Meu dileto amigo está preocupado com o andar da carruagem. Mais um pouco, e ele se transforma em mais um arauto do fim do mundo, daqueles que carregam uma placa catastrofista ou mandam o povo olhar para o alto a procura de um cometa em rota de colisão para expiar a humanidade. "Acabou-se tudo", dizia a todo instante, sem ligar para o quase indecente cacófato. Era um evidente exagero, típico dos nossos dias, característico de uma mesa de bar, onde tudo assume ares dramáticos, ululantes e urgentes.
Estava indignado com seu ídolo Chico Buarque, depois de saber que ele havia renegado uma antiga canção — Com açúcar, com afeto — por romantizar uma relação abusiva contra a mulher. "Uma das minhas músicas favoritas", dizia da canção que narra, em voz feminina, um retrato da submissão.
Não chega a ser original a postura do compositor. Roberto Carlos ficou muito tempo sem mandar tudo pro inferno ou reconhecer que o bem e o mal existem, parando de cantar duas de suas canções mais populares, por exemplo. E ainda teve aquele ex-presidente da República que implorou para que as pessoas se esquecessem do que havia escrito.
No caso de Chico Buarque, meu amigo se incomodou com a autocensura de um autor tão censurado e com o fato de a música ter sido feita a pedido de uma mulher, Nara Leão, que encomendou o tema. "Não se pode apagar o que foi feito", disse. Não sossegou nem quando alguém perguntou: "E você, nunca se arrependeu de nada do que disse ou fez? Não gostaria de poder voltar no tempo?".
Não disse nada. Continuou remoendo sua frustração, enquanto os demais se lembravam de canções que hoje não seriam bem vistas aos ouvidos cheios de mi-mi-mi desses dias correntes. O machismo é tema popular. De Emília ("eu quero uma mulher, que saiba lavar e cozinhar") a Amélia ("achava bonito não ter o que comer"), passando por sucessos importados como Santeria, do Sublime ("Se eu pudesse encontrar aquela garota e aquele mexicano com quem ela se meteu, eu daria um tiro no mexicano e a espancaria"), e Run for your life, dos Beatles ("Eu preferia te ver morta, garotinha, do que te ver com outro homem").
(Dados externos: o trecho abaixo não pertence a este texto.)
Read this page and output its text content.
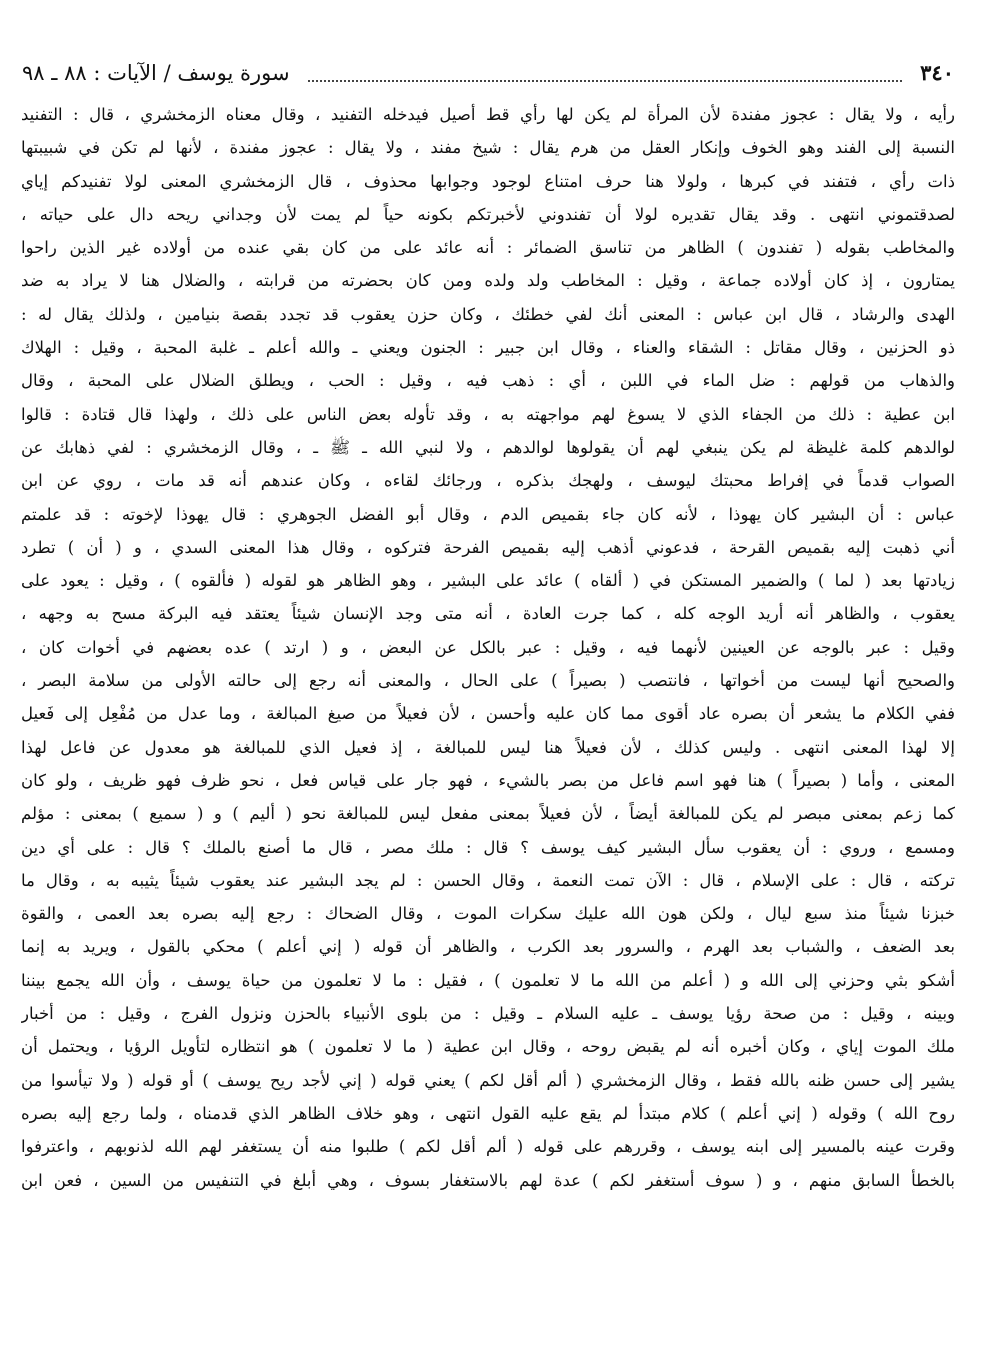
٣٤٠
سورة يوسف / الآيات : ٨٨ ـ ٩٨
رأيه ، ولا يقال : عجوز مفندة لأن المرأة لم يكن لها رأي قط أصيل فيدخله التفنيد ، وقال معناه الزمخشري ، قال : التفنيد
النسبة إلى الفند وهو الخوف وإنكار العقل من هرم يقال : شيخ مفند ، ولا يقال : عجوز مفندة ، لأنها لم تكن في شبيبتها
ذات رأي ، فتفند في كبرها ، ولولا هنا حرف امتناع لوجود وجوابها محذوف ، قال الزمخشري المعنى لولا تفنيدكم إياي
لصدقتموني انتهى . وقد يقال تقديره لولا أن تفندوني لأخبرتكم بكونه حياً لم يمت لأن وجداني ريحه دال على حياته ،
والمخاطب بقوله ( تفندون ) الظاهر من تناسق الضمائر : أنه عائد على من كان بقي عنده من أولاده غير الذين راحوا
يمتارون ، إذ كان أولاده جماعة ، وقيل : المخاطب ولد ولده ومن كان بحضرته من قرابته ، والضلال هنا لا يراد به ضد
الهدى والرشاد ، قال ابن عباس : المعنى أنك لفي خطئك ، وكان حزن يعقوب قد تجدد بقصة بنيامين ، ولذلك يقال له :
ذو الحزنين ، وقال مقاتل : الشقاء والعناء ، وقال ابن جبير : الجنون ويعني ـ والله أعلم ـ غلبة المحبة ، وقيل : الهلاك
والذهاب من قولهم : ضل الماء في اللبن ، أي : ذهب فيه ، وقيل : الحب ، ويطلق الضلال على المحبة ، وقال
ابن عطية : ذلك من الجفاء الذي لا يسوغ لهم مواجهته به ، وقد تأوله بعض الناس على ذلك ، ولهذا قال قتادة : قالوا
لوالدهم كلمة غليظة لم يكن ينبغي لهم أن يقولوها لوالدهم ، ولا لنبي الله ـ ﷺ ـ ، وقال الزمخشري : لفي ذهابك عن
الصواب قدماً في إفراط محبتك ليوسف ، ولهجك بذكره ، ورجائك لقاءه ، وكان عندهم أنه قد مات ، روي عن ابن
عباس : أن البشير كان يهوذا ، لأنه كان جاء بقميص الدم ، وقال أبو الفضل الجوهري : قال يهوذا لإخوته : قد علمتم
أني ذهبت إليه بقميص القرحة ، فدعوني أذهب إليه بقميص الفرحة فتركوه ، وقال هذا المعنى السدي ، و ( أن ) تطرد
زيادتها بعد ( لما ) والضمير المستكن في ( ألقاه ) عائد على البشير ، وهو الظاهر هو لقوله ( فألقوه ) ، وقيل : يعود على
يعقوب ، والظاهر أنه أريد الوجه كله ، كما جرت العادة ، أنه متى وجد الإنسان شيئاً يعتقد فيه البركة مسح به وجهه ،
وقيل : عبر بالوجه عن العينين لأنهما فيه ، وقيل : عبر بالكل عن البعض ، و ( ارتد ) عده بعضهم في أخوات كان ،
والصحيح أنها ليست من أخواتها ، فانتصب ( بصيراً ) على الحال ، والمعنى أنه رجع إلى حالته الأولى من سلامة البصر ،
ففي الكلام ما يشعر أن بصره عاد أقوى مما كان عليه وأحسن ، لأن فعيلاً من صيغ المبالغة ، وما عدل من مُفْعِل إلى فَعيل
إلا لهذا المعنى انتهى . وليس كذلك ، لأن فعيلاً هنا ليس للمبالغة ، إذ فعيل الذي للمبالغة هو معدول عن فاعل لهذا
المعنى ، وأما ( بصيراً ) هنا فهو اسم فاعل من بصر بالشيء ، فهو جار على قياس فعل ، نحو ظرف فهو ظريف ، ولو كان
كما زعم بمعنى مبصر لم يكن للمبالغة أيضاً ، لأن فعيلاً بمعنى مفعل ليس للمبالغة نحو ( أليم ) و ( سميع ) بمعنى : مؤلم
ومسمع ، وروي : أن يعقوب سأل البشير كيف يوسف ؟ قال : ملك مصر ، قال ما أصنع بالملك ؟ قال : على أي دين
تركته ، قال : على الإسلام ، قال : الآن تمت النعمة ، وقال الحسن : لم يجد البشير عند يعقوب شيئاً يثيبه به ، وقال ما
خبزنا شيئاً منذ سبع ليال ، ولكن هون الله عليك سكرات الموت ، وقال الضحاك : رجع إليه بصره بعد العمى ، والقوة
بعد الضعف ، والشباب بعد الهرم ، والسرور بعد الكرب ، والظاهر أن قوله ( إني أعلم ) محكي بالقول ، ويريد به إنما
أشكو بثي وحزني إلى الله و ( أعلم من الله ما لا تعلمون ) ، فقيل : ما لا تعلمون من حياة يوسف ، وأن الله يجمع بيننا
وبينه ، وقيل : من صحة رؤيا يوسف ـ عليه السلام ـ وقيل : من بلوى الأنبياء بالحزن ونزول الفرج ، وقيل : من أخبار
ملك الموت إياي ، وكان أخبره أنه لم يقبض روحه ، وقال ابن عطية ( ما لا تعلمون ) هو انتظاره لتأويل الرؤيا ، ويحتمل أن
يشير إلى حسن ظنه بالله فقط ، وقال الزمخشري ( ألم أقل لكم ) يعني قوله ( إني لأجد ريح يوسف ) أو قوله ( ولا تيأسوا من
روح الله ) وقوله ( إني أعلم ) كلام مبتدأ لم يقع عليه القول انتهى ، وهو خلاف الظاهر الذي قدمناه ، ولما رجع إليه بصره
وقرت عينه بالمسير إلى ابنه يوسف ، وقررهم على قوله ( ألم أقل لكم ) طلبوا منه أن يستغفر لهم الله لذنوبهم ، واعترفوا
بالخطأ السابق منهم ، و ( سوف أستغفر لكم ) عدة لهم بالاستغفار بسوف ، وهي أبلغ في التنفيس من السين ، فعن ابن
O racismo também é muito presente no chamado cancioneiro popular. Tião Carreiro e Pardinho cantaram Preto de Alma Branca, Teu Cabelo não Nega ainda é uma das marchas carnavalescas mais populares, Fricote, de Luiz Caldas, ainda toca no rádio, Mulata Assanhada não perdeu o status de clássico e Minha Nega na Janela nunca manchou a carreira de Gilberto Gil.
Chico Buarque não quer mais cantar sua canção, e ninguém deve fazer o que lhe é incômodo. Mas essa mania de cancelar o passado na esperança de fazer o mundo girar ao contrário como na canção (e no filme) Super-Homem, de Gil, já passou dos limites do razoável.
Que os russos derrubem estátuas de Lenin, ok, até porque nenhum político deveria servir de inspiração para monumentos. Mas tirar o nome de Mané Garrincha do estádio é ridículo.